Conditional Cash Transfers are the most efficient instrument to support families affected by the structural poverty in the region. The expansion of these programs has resulted in a positive impact on poverty, consumption and use of health and education services.
Investing in the first 1000 days of life is critical for children's development and increases societies' productivity, reducing poverty and promoting equality.
Long-term care systems help older persons maintain their quality of life, promote gender equality by reducing the responsibility of care within the family, and create jobs in the care economy.

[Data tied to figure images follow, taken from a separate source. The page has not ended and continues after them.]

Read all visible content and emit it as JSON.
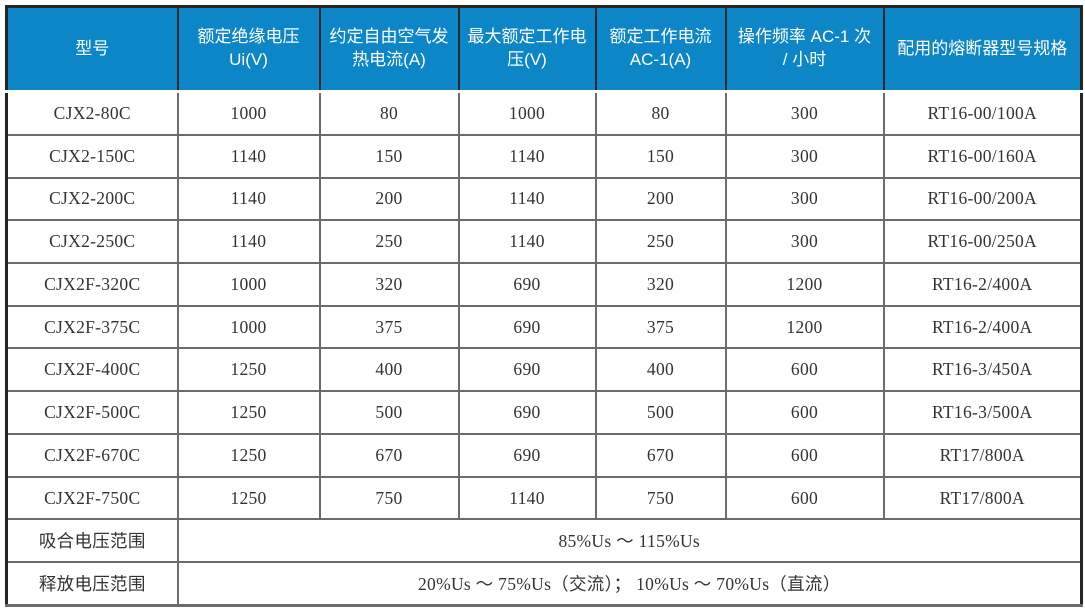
{
  "table": {
    "header": [
      "型号",
      "额定绝缘电压 Ui(V)",
      "约定自由空气发热电流(A)",
      "最大额定工作电压(V)",
      "额定工作电流 AC-1(A)",
      "操作频率 AC-1 次 / 小时",
      "配用的熔断器型号规格"
    ],
    "rows": [
      [
        "CJX2-80C",
        "1000",
        "80",
        "1000",
        "80",
        "300",
        "RT16-00/100A"
      ],
      [
        "CJX2-150C",
        "1140",
        "150",
        "1140",
        "150",
        "300",
        "RT16-00/160A"
      ],
      [
        "CJX2-200C",
        "1140",
        "200",
        "1140",
        "200",
        "300",
        "RT16-00/200A"
      ],
      [
        "CJX2-250C",
        "1140",
        "250",
        "1140",
        "250",
        "300",
        "RT16-00/250A"
      ],
      [
        "CJX2F-320C",
        "1000",
        "320",
        "690",
        "320",
        "1200",
        "RT16-2/400A"
      ],
      [
        "CJX2F-375C",
        "1000",
        "375",
        "690",
        "375",
        "1200",
        "RT16-2/400A"
      ],
      [
        "CJX2F-400C",
        "1250",
        "400",
        "690",
        "400",
        "600",
        "RT16-3/450A"
      ],
      [
        "CJX2F-500C",
        "1250",
        "500",
        "690",
        "500",
        "600",
        "RT16-3/500A"
      ],
      [
        "CJX2F-670C",
        "1250",
        "670",
        "690",
        "670",
        "600",
        "RT17/800A"
      ],
      [
        "CJX2F-750C",
        "1250",
        "750",
        "1140",
        "750",
        "600",
        "RT17/800A"
      ]
    ],
    "footer_rows": [
      {
        "label": "吸合电压范围",
        "value": "85%Us ～ 115%Us"
      },
      {
        "label": "释放电压范围",
        "value": "20%Us ～ 75%Us（交流）； 10%Us ～ 70%Us（直流）"
      }
    ]
  },
  "colors": {
    "header_bg": "#0c86c6",
    "header_text": "#ffffff",
    "body_text": "#333333",
    "grid_line": "#6b6b6b",
    "outer_border": "#262626"
  }
}
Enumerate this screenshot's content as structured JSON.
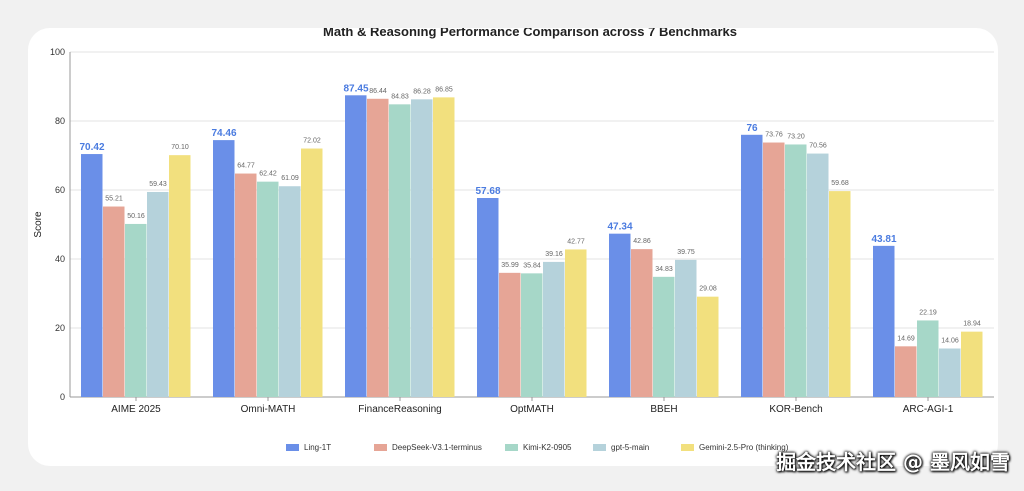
{
  "colors": {
    "series": [
      "#6a8fe8",
      "#e6a596",
      "#a6d7c8",
      "#b5d2db",
      "#f2e07e"
    ],
    "grid": "#e3e3e3"
  },
  "chart_data": {
    "type": "bar",
    "title": "Math & Reasoning Performance Comparison across 7 Benchmarks",
    "xlabel": "",
    "ylabel": "Score",
    "ylim": [
      0,
      100
    ],
    "yticks": [
      0,
      20,
      40,
      60,
      80,
      100
    ],
    "grid": true,
    "legend_position": "bottom",
    "categories": [
      "AIME 2025",
      "Omni-MATH",
      "FinanceReasoning",
      "OptMATH",
      "BBEH",
      "KOR-Bench",
      "ARC-AGI-1"
    ],
    "series": [
      {
        "name": "Ling-1T",
        "values": [
          70.42,
          74.46,
          87.45,
          57.68,
          47.34,
          76,
          43.81
        ],
        "labels": [
          "70.42",
          "74.46",
          "87.45",
          "57.68",
          "47.34",
          "76",
          "43.81"
        ],
        "highlight": true
      },
      {
        "name": "DeepSeek-V3.1-terminus",
        "values": [
          55.21,
          64.77,
          86.44,
          35.99,
          42.86,
          73.76,
          14.69
        ],
        "labels": [
          "55.21",
          "64.77",
          "86.44",
          "35.99",
          "42.86",
          "73.76",
          "14.69"
        ]
      },
      {
        "name": "Kimi-K2-0905",
        "values": [
          50.16,
          62.42,
          84.83,
          35.84,
          34.83,
          73.2,
          22.19
        ],
        "labels": [
          "50.16",
          "62.42",
          "84.83",
          "35.84",
          "34.83",
          "73.20",
          "22.19"
        ]
      },
      {
        "name": "gpt-5-main",
        "values": [
          59.43,
          61.09,
          86.28,
          39.16,
          39.75,
          70.56,
          14.06
        ],
        "labels": [
          "59.43",
          "61.09",
          "86.28",
          "39.16",
          "39.75",
          "70.56",
          "14.06"
        ]
      },
      {
        "name": "Gemini-2.5-Pro (thinking)",
        "values": [
          70.1,
          72.02,
          86.85,
          42.77,
          29.08,
          59.68,
          18.94
        ],
        "labels": [
          "70.10",
          "72.02",
          "86.85",
          "42.77",
          "29.08",
          "59.68",
          "18.94"
        ]
      }
    ]
  },
  "watermark": "掘金技术社区 @ 墨风如雪"
}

The following policies are key to increasing the quality of life of persons with disabilities: (i) implementation of national certification systems that facilitate access to existing programs; (ii) implementation of cash-transfer programs that alleviate the poverty of PwD; and (iii) provision of personal assistance and assistive technology that enhance the autonomy and well-being of the PwD, while supporting family members (generally women) who provide assistance.
In the region, the prevalence of poverty is higher in rural areas —it affects 47.9% of its population, compared to 18.1% in cities—. Additionally, poverty affects the Indigenous Peoples population (39.7%), Afro-descendants (34.4%), and households with children (30.5%) in a disproportionate way.